Ce que vous ne pouvez pas faire, c'est que quelqu'un qui a une chèvre qui est sur le terrain, doit être obligé de faire un navire avec je ne sais pas combien de conditions
Il insiste sur le fait que « ce que vous ne pouvez pas, c'est que quelqu'un qui a une chèvre qui est sur le terrain, doit être obligé de faire un navire avec je ne sais pas combien de conditions et qui doivent investir de l'argent qui pourrait consacrer à autre chose. Je comprends qu'il est obligé de rendre les animaux en bonne santé, mais de ne pas faire de navire. »
Il revient sur la réflexion que « l'Hacienda qui est statlée n'aide rien à nettoyer le terrain. Pour le moment, c'est plus de paperasse que toute autre chose. Qui voudra venir. Avant d'en commencer, un se fatigue déjà un. » N'oubliez pas qu'à Fuente Encalada « Ici, il est passé il y a dix ans et les obstacles qui sont venus pour les faire abandonner dans la ville. »

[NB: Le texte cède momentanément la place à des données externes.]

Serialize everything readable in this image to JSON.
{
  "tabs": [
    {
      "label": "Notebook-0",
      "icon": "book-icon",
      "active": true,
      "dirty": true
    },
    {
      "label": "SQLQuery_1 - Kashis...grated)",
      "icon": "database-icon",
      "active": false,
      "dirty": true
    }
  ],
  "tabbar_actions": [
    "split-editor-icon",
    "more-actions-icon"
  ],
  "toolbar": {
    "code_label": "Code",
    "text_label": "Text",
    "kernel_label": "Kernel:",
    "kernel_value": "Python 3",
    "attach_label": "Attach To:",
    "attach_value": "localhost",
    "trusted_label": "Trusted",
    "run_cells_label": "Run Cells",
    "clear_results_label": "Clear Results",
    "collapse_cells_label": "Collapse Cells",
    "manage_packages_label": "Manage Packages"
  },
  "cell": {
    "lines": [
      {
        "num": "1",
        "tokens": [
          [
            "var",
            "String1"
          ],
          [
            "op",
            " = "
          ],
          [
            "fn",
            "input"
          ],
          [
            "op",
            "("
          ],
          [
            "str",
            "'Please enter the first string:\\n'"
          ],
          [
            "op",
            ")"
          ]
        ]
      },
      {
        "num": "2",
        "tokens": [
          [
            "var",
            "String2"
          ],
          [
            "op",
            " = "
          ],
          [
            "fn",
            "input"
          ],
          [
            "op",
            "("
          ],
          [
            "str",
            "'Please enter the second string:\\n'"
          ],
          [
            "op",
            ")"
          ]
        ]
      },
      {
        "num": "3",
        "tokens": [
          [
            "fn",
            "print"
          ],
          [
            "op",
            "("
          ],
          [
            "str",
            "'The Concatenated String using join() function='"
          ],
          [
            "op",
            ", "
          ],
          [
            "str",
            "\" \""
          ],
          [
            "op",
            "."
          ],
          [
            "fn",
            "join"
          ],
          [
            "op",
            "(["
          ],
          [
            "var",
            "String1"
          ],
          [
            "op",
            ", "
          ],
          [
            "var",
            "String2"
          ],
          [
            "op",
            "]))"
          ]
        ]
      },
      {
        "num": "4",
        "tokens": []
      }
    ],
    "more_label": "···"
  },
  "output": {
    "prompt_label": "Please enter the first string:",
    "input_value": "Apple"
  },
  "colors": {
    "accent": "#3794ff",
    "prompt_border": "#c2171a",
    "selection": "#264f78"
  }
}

Et il a regretté que les incendies soient intentionnels car « ici sur la montagne, l'envie est très mauvaise », sans être plus évaluée.
Pacte d'État
Le maire de San Pedro de Ceque, Jesús Fuentes, regrette le débat politique de « droite et gauche » et dit que « cela affecte tout le monde ». Un pacte d'État à ce sujet est nécessaire. « Un débat doit être ouvert avec les personnes qui sont dans les villages. La maintenance au niveau régional devrait être exécutée, mais aussi un pacte d'État est nécessaire au niveau national, nous ne pouvons pas continuer comme ça. Ils sont tous au bureau et ne savent pas ce qu'ils font. »

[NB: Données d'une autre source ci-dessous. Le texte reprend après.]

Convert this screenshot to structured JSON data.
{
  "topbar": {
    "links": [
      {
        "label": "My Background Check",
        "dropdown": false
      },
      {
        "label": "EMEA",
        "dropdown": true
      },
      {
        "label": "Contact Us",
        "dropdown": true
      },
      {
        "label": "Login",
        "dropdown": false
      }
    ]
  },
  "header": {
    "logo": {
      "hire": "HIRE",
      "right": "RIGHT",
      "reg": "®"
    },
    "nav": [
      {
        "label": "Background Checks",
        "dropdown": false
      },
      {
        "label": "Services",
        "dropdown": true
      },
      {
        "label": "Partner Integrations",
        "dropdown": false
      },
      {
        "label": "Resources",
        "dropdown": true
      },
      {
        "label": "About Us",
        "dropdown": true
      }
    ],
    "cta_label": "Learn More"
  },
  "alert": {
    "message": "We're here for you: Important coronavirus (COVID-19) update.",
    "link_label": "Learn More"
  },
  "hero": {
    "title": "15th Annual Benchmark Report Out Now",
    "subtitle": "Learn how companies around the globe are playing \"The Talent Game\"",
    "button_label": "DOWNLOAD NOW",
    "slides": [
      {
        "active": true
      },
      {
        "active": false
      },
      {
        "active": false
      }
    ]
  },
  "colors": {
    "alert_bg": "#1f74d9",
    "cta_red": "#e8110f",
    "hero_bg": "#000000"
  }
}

Navire détruit par l'incendie. / José Luis Fernández / LZA
San Pedro de Ceque n'a pas été affecté dans son centre urbain et l'incendie a dévasté environ 80 hectares. « La vérité est que les jeunes ont beaucoup mobilisé. Environ trente ou quarante combattaient l'incendie dans le brillant de SOG et aussi pour que les flammes ne soient pas entrées à San Pedro. »
Il pense que les programmes mixtes qu'il a utilisés dans l'exécution de plusieurs routes de randonnée à travers la montagne ont aidé à maintenir la région. « Cette année, nous avons opté pour un programme de jardinage, mais nous retournerons dans la forêt dans des performances dans certaines régions de la montagne afin que l'incendie ne se développe pas avec une telle virulence. »
Et dans la lignée du maire de Fuente Encalada explique que « ce qui ne peut pas être, c'est que si vous allez couper une succursale, ils vous dénoncent. Ceux qui vivent ici sont nous. Ils ne sont rien de plus que dans le bureau en jouant les clés. La réalité est ce qui est nécessaire pour éviter un incendie? »
Cela regrette également que « nous devons voir comment les brigades ont travaillé contre l'incendie, tout au long de la nuit, sans collation et sans eau. C'est une honte. »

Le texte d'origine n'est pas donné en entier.